In Braunschweig dagegen beobachtet die Polizei seit ungefähr drei Jahren, dass es immer mehr Diebe auf Fahrräder abgesehen hätten. „Dabei sind es selten spontane Diebstähle“, sagt Wolfgang Klages von der Braunschweiger Polizei.

„Gerade werden viele Damenräder geklaut und in den ehemaligen Ostblock verkauft.“ Wer auf sein Fahrrad Acht geben möchte, solle es nicht nur immer gut anschließen, sondern auch bei der Polizei registrieren lassen. „Nur dann haben wir eine Chance, es dem Besitzer wieder zurückzugeben, wenn wir es bei Dieben sichergestellt haben“, sagt Klages.

Unser Leser Eckart Sander aus Salzgitter meint:

Es kommen immer mehr Banden aus Ost- und Südeuropa zu uns.

Das Thema recherchierten Christian Kerl, Karsten Kammholz und Daniel Kamphaus

Ein Moment der Ablenkung genügt, damit die beiden Taschendiebe zuschlagen können: Ein Täter stellt sich auf der Rolltreppe im Bahnhof hinter den Reisenden, der andere Täter vor ihn. Plötzlich bleibt der Vordere stehen, erzeugt einen Stau, der Mann hinter ihm läuft schimpfend auf. In diesem Moment greift der Komplize zu, stiehlt Wertsachen aus der Tasche des Opfers.

Vor dem „Rolltreppen-Trick“ und anderen üblen Methoden der Taschendiebe warnt die Bundespolizei schon länger – aber vergeblich: Die Zahl der Taschen- und Gepäckdiebstähle in Zügen und Bahnhöfen nimmt nach einer neuen Statistik dramatisch zu. Innerhalb von zwei Jahren registrierte die Bundespolizei einen Anstieg dieser Straftaten um 45 Prozent, wie die Behörde unserer Zeitung bestätigte. Und auch sonst schlagen Diebe in Deutschland immer häufiger zu: Die Zahl der Wohnungseinbrüche steigt ebenso rasant wie die der Ladendiebstähle – nur die niedrige Aufklärungsquote steigt nicht. Deutschland, das Land der Diebe?

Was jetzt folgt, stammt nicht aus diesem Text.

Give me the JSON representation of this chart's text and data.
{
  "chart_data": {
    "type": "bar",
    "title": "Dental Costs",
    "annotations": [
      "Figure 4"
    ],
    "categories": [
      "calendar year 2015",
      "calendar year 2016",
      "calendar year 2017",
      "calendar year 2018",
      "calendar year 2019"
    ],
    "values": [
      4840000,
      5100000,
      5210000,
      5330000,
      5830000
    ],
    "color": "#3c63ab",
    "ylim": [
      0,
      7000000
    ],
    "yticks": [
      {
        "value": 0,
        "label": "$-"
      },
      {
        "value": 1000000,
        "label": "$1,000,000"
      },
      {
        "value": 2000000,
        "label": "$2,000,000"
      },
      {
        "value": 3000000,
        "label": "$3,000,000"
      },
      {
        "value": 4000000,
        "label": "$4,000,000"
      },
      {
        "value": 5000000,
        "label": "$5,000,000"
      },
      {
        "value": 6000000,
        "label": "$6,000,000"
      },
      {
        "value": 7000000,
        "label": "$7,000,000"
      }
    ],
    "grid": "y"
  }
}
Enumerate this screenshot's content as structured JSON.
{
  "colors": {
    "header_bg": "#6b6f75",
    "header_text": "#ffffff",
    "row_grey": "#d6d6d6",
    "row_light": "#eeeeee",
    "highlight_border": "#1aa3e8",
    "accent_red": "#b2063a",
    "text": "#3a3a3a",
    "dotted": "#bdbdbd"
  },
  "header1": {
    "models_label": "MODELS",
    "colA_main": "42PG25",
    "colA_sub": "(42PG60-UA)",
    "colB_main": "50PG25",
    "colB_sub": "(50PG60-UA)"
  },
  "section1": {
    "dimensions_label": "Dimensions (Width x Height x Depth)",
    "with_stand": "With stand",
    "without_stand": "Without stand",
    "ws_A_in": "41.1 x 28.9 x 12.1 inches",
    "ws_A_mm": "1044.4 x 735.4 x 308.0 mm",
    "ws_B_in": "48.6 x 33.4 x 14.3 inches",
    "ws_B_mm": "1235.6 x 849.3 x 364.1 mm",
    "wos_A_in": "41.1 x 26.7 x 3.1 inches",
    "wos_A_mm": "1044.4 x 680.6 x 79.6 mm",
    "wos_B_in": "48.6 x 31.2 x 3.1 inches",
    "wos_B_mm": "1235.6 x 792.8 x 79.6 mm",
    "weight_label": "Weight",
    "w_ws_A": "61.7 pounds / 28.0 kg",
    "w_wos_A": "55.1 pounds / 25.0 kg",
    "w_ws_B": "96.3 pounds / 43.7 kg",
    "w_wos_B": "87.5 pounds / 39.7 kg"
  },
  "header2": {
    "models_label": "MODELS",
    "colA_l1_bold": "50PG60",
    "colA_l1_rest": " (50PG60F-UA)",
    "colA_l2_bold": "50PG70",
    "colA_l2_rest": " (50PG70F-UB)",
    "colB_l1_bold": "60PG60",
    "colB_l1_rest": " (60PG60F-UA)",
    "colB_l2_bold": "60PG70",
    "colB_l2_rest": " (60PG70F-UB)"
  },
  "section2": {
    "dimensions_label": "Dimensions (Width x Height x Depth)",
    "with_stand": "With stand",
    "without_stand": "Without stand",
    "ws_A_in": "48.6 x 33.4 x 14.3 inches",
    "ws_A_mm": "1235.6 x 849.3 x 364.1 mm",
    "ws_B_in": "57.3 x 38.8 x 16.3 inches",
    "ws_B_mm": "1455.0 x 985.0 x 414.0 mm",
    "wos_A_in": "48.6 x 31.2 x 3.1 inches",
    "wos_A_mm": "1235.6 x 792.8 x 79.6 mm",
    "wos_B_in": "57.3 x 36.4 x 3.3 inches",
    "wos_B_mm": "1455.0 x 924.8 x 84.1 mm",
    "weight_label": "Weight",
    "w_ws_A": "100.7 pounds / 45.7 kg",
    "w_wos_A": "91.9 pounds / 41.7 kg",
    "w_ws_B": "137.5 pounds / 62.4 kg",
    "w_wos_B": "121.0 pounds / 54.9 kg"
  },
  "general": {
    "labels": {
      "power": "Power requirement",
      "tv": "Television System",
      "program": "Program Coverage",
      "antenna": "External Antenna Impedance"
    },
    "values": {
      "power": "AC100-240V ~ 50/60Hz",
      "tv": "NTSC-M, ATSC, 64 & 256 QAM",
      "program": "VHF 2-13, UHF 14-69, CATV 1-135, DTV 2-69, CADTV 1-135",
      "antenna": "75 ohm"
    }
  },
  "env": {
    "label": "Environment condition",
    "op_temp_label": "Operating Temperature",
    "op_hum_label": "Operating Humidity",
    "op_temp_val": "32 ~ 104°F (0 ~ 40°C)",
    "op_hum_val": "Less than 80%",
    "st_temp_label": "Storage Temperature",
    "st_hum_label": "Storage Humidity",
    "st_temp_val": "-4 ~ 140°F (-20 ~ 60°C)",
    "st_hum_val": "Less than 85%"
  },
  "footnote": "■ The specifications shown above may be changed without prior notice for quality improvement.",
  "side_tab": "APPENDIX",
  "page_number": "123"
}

Der Chef der Gewerkschaft der Polizei (GdP), Oliver Malchow, sagte dieser Zeitung: „Wenn auf den Bahnhöfen weniger Bundespolizisten unterwegs sind, weil sie anderswo eingesetzt werden, dann haben Kriminelle leichtes Spiel“. Malchow macht eine alarmierende Rechnung auf: „Es fehlen heute jeden Tag 20 000 Polizisten auf den Straßen.“

Warum nehmen Einbrüche zu?

„Gerade hier zeigt sich die Zunahme reisender Tätergruppen aus Südost- und Osteuropa“, sagt Bundesinnenminister Thomas de Maizière (CDU) und bestätigt damit die Vermutung unseres Lesers. Die Chefs dieser organisierten Bandenkriminalität sitzen in Georgien, auf dem Balkan, in Russland – und sind nur schwer zu fassen.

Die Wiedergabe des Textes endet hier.